Aparecida de Goiânia tem até 60 dias para destinar o lixo recolhido no município para outro aterro sanitário. Uma decisão judicial da semana passada atendeu a uma ação civil pública movida pelo Ministério Público do Estado de Goiás (MP-GO), em 2018, que denunciou o depósito irregular de chorume no aterro municipal, o que estaria contaminando o solo da área, localizada ao lado do Córrego Santo Antônio, no Setor Vale do Sol.

A sentença assinada pela juíza Vanessa Estrela Gertrudes, proferida na última sexta-feira (23), retifica uma decisão de outubro passado. Naquele mês, a magistrada já havia determinado que a Prefeitura de Aparecida parasse de depositar resíduos no local sem o devido tratamento, além de adotar medidas técnicas para adequar o espaço ao tratamento do chorume. O prazo para regularização era de 60 dias, “a fim de cessar definitivamente quaisquer contaminações de fonte hídrica, do lençol freático e do solo.”

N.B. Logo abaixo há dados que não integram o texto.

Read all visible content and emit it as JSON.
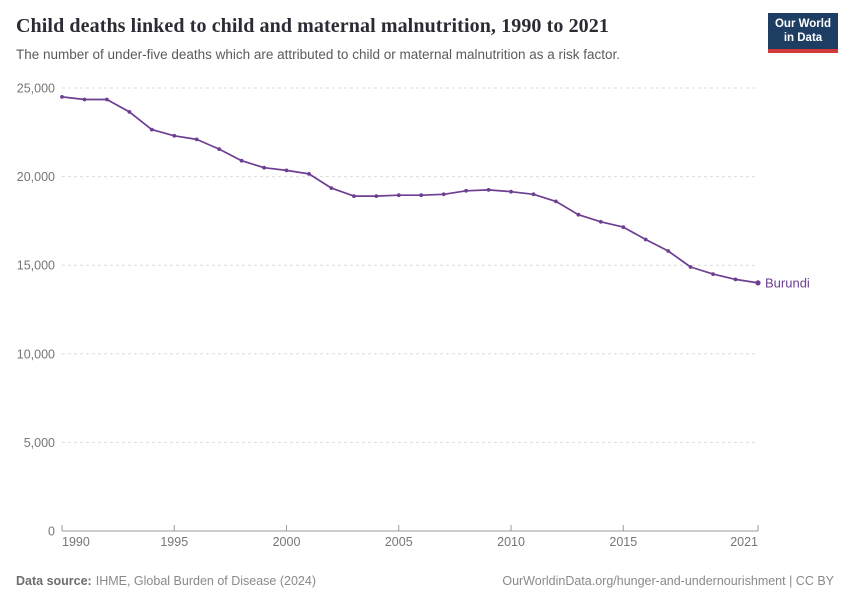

Após a sentença, a Associação Brasileira de Resíduos Sólidos e Limpeza Pública (ABLP), que participa da ação como amicus curiae, colaborando com o processo judicial, ingressou com recurso alegando que a decisão não foi clara sobre quais seriam as obrigações do município para o tratamento do líquido gerado no local. Além disso, solicitou que fosse feita “a interrupção, ainda que temporária, das operações do aterro e a necessária descontaminação da área, com o tratamento de todo o chorume que ali se encontra.”

Na atual sentença, foi determinado um novo prazo de 60 dias para que a Prefeitura faça a regularização do aterro sanitário municipal, mantendo a multa, já fixada, no valor diário de R$ 10 mil em caso de descumprimento. Além disso, a magistrada atendeu aos pedidos apresentados pela ABLP e MP-GO para que seja feita a destinação do lixo “para outro aterro que cumpra os requisitos legais, a fim de efetuar a descontaminação da área afetada, tratando todo o chorume que ali se encontra.”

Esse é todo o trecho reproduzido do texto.